More than anything I have been thinking about growing up in the country on a little farm, not fully self sufficient but more so than life in the city is and I have become nostalgic.
As a family we grew lots of things: potatoes, corn, all manner of squash, tomatoes, horseradish, beetroot. I don’t remember the moment I tasted my first pickled beetroot but I do know I was immediately smitten. You see, every year my sister and I were each given our own little section of the garden to grow whatever we wanted to. And after that first experience of pickled beetroot that’s all I ever wanted to grow. I remember learning to boil the beets and then peeling them so easily, just slipping them out of their peel, placing them in a giant pickling jar, being impatient and excited to finally get to eat them. It’s one of my most vivid memories of being in the kitchen with my mother. It was that kitchen, that house, our little farm where I learned how to cook, to appreciate fresh ingredients, to have a deep understanding of what it takes to grow food, tend animals, make things, be unafraid of hard work and of learning new things.

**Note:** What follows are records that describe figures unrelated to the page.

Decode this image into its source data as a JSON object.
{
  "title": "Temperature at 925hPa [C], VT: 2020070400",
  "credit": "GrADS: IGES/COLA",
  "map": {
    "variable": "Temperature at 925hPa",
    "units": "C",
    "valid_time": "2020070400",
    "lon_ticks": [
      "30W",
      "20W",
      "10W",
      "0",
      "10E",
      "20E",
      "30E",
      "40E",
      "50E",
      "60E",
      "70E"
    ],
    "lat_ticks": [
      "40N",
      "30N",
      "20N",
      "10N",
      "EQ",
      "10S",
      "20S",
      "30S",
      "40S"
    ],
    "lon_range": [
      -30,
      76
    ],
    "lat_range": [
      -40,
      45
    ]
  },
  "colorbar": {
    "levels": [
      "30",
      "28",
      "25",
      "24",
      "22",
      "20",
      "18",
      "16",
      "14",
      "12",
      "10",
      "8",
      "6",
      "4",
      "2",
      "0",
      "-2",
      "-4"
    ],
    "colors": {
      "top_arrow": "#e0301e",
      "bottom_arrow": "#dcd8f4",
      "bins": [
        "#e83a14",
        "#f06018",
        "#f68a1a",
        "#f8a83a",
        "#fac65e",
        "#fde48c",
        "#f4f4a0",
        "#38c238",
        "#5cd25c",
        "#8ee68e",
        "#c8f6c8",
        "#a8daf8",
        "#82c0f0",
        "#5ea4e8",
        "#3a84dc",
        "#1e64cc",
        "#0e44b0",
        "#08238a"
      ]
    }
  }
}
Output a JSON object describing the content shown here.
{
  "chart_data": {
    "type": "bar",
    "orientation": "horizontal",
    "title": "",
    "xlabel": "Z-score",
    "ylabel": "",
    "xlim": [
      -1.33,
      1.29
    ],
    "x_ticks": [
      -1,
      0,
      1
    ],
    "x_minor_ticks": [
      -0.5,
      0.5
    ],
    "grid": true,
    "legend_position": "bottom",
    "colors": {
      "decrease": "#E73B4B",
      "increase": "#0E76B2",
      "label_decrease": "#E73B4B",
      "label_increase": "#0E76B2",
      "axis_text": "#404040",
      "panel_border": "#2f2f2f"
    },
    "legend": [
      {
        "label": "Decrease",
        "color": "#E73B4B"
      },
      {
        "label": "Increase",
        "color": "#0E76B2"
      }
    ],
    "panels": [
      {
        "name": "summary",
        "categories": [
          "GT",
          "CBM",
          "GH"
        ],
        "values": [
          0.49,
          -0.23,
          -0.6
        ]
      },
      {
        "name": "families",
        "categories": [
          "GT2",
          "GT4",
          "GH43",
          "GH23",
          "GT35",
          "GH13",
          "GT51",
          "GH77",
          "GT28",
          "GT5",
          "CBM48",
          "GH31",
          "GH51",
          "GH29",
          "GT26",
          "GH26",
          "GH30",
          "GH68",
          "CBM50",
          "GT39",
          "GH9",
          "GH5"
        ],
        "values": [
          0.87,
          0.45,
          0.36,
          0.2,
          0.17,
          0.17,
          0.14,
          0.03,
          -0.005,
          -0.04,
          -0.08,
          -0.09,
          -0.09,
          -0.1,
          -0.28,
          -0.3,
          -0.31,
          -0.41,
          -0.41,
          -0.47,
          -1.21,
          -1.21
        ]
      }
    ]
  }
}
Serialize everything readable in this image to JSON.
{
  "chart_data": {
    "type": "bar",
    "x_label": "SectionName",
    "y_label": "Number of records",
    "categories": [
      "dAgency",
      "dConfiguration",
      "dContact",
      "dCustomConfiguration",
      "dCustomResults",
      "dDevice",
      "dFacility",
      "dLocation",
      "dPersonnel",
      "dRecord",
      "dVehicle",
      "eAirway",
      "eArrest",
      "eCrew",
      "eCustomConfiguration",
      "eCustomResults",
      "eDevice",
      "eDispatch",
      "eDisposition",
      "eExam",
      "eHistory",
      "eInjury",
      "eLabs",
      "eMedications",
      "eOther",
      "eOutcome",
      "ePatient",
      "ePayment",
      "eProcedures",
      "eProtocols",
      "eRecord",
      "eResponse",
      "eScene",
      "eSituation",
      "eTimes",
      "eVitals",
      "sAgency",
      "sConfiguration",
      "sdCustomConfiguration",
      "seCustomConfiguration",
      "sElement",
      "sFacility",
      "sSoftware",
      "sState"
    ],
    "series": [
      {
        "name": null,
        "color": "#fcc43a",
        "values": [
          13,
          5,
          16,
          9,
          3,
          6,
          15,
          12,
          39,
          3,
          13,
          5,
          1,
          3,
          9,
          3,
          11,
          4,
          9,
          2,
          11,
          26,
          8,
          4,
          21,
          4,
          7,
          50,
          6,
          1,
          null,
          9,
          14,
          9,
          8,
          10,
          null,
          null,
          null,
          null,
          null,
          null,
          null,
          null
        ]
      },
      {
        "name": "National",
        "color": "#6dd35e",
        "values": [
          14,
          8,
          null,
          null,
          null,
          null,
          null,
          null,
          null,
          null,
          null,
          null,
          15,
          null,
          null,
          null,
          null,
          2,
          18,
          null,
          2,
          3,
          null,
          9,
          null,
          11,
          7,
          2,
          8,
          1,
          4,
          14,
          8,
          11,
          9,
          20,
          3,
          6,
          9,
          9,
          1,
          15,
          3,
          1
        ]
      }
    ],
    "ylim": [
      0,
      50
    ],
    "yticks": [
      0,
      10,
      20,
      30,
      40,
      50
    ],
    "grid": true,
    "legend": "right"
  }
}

And, of course, I learned how to pickle things. I still love pickled things. I have pickled a lot of things this year, Covid boredom and all . . . pickled onions, pickled rhubarb, picked fennel.
Pickled beetroots are the best thing in the world
I have been chicken sitting for nearly a week now and I am already almost through the second batch of quick pickled beetroot. This morning as I stepped out into the chilly early morning, the drizzle on my head breaking through the early wake-up fog and slowly gaining consciousness, my mind’s eye settled on the yellow beetroot I quick-pickled yesterday and I was immediately excited to start my day with a delicious pot of coffee and a breakfast of toast with cream cheese and pickled beetroot.
Then, later when the day gets going, I’ll collect whatever eggs the chickens leave me, and maybe go for another stroll if the rain ever lets up.
And I’ll daydream about the possibility of living in the country again some day, growing my own food, tending chickens, maybe some goats . . . it might be hard but I’m sure I can figure it out. I know how to do things.
This is a realization I’ve been having more and more as I live this globally mobile life. A realization that has comes with time, having lived, learned and loved in multiple countries and cultures. There’s something special about realizing that, even though I might not be familiar with or expert at anything – especially in a new setting – I know I can figure it out. I can rely on my patchwork quilt of a life, draw on those experiences and be unafraid to give it a go. Because in the end, I do know how to do things. And one of the most important and empowering of those is that I know how to trust myself to figure it out. So when life gives me beetroots, I pickle them. I definitely know how to do that.